Clinical Research Directory

Combined Use of a Respiratory Multiplex PCR and Algorithm-based Therapy to Improve Early Optimization of Antibiotic Therapy in Critically Ill Patients With Ventilator-associated Pneumonia

Assess the impact of a strategy combining respiratory mPCR and algorithm-based therapy developed using local epidemiology on the early optimization of initial antibiotic therapy for ventilator-associated pneumonia (VAP) (intervention), compared to a conventional strategy (control). A bicentric, parallel-group, randomized controlled trial. The primary assessment criterion is the proportion of early optimized antibiotic therapy within 24 hours of respiratory sampling.

Effect of Two Oral Care Methods on Oral Flora and VAP in Mechanically Ventilated Patients

This randomized controlled trial aims to evaluate the effect of two oral care methods on oral bacterial colonization and ventilator-associated pneumonia (VAP) in mechanically ventilated intensive care unit (ICU) patients. The study will be conducted in the Anesthesia and General Intensive Care Unit of a hospital in Turkey between October 2025 and June 2026. A total of 72 patients who meet the inclusion criteria and provide informed consent will be randomly assigned to two groups.

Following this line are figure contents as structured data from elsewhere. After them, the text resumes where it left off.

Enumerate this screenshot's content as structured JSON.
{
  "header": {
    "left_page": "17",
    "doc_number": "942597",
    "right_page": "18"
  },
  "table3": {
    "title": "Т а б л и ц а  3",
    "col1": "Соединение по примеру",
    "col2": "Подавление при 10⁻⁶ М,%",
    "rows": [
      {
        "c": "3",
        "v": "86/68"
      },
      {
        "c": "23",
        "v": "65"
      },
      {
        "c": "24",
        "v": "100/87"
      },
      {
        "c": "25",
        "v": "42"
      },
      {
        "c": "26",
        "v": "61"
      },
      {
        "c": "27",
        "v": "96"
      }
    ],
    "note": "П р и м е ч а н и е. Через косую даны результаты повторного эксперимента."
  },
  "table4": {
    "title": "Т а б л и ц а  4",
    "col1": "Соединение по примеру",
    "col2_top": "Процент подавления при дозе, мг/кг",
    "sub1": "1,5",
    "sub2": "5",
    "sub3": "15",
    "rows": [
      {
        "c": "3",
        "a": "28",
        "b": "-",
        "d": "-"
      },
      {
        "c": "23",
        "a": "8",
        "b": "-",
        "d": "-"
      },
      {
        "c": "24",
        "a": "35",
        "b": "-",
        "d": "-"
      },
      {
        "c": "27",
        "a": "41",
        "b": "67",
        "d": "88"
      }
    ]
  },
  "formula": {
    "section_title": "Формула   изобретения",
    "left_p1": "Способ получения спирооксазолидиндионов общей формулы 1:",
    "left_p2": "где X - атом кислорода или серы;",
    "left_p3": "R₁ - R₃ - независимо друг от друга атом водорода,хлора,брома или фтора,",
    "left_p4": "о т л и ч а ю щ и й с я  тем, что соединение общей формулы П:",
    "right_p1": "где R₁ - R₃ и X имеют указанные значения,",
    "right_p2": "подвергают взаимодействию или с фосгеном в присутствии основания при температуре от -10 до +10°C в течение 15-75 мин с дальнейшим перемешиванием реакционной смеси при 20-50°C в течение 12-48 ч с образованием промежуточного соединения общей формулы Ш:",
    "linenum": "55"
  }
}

Thirty-six patients will receive oral care with a pediatric toothbrush, and 36 patients will receive oral care with a sponge stick, for five consecutive days. Standardized oral care sets containing 0.12% chlorhexidine, recommended for VAP prevention, will be used in both groups. Oral health and oral care frequency will be assessed daily using the "Oral Care Assessment Scale in Intensive Care Patients (OCAS-ICP)" developed by the researchers. Oral swabs will be collected on Day 1 and Day 6 and analyzed in the microbiology laboratory for colonization with Staphylococcus spp., Pseudomonas spp., and Acinetobacter spp. The Clinical Pulmonary Infection Score (CPIS) will be used to monitor the development of VAP, including six parameters: fever, leukocytes, tracheal secretions, oxygenation, chest radiography, and culture results. Patients will be evaluated on Days 1 and 6 for changes in oral flora and VAP occurrence. This study will provide evidence on the effectiveness of different oral care devices in preventing VAP and improving oral health in mechanically ventilated ICU patients.

Pre-clinical Diagnosis Using Integrated Microbial and Host Response Signatures to Improve Outcomes From Ventilator-associated Pneumonia in Critically Ill Children

Ventilator-associated pneumonia (VAP), defined as pneumonia occurring 48 hours after initiation of invasive mechanical ventilation, is insidious in onset and severe in consequence. It is a critical issue affecting 10-20% of the 26,000 children admitted to the paediatric intensive care unit (PICU) each year. Infection typically leads to extended PICU stay, prolonged invasive mechanical ventilation, and increased mortality. Despite its clinical significance, VAP remains poorly defined, as current diagnosis relies on non-specific criteria and the ability to obtain clinically meaningful cultures. VAP, deviates from conventional pneumonia, potentially originating, from tissue damage, changes to immune processes, and migration of gastrointestinal bacteria into the lung; all associated with prolonged mechanical ventilation. These factors, in combination with the clinical instability of PICU patients, mean that clinicians aggressively start antibiotic therapy despite a paucity of evidence to suggest the best regime. As a result, suspected VAP has been shown to account for nearly 40% of antibiotic exposure in the PICU, which has significant implications on anti-microbial resistance (AMR). To address these challenges, novel diagnostic therapies are needed to optimise the treatment of VAP. These therapies should utilise our current understanding of the pathophysiology of VAP development, specifically, the infiltration of the lung microbiome by gut and oral bacteria during prolonged mechanical ventilation. To achieve this, molecular testing should be promoted allowing for rapid identification of lung pathogens. There is also growing evidence, for the investigation of predictive biomarkers for VAP available in both the blood and lungs, which when integrated into protocols may enhance diagnostic accuracy. These novel techniques may improve clinical outcomes for affected children while addressing the economic impact of prolonged hospital stays and mitigating AMR risks in PICUs.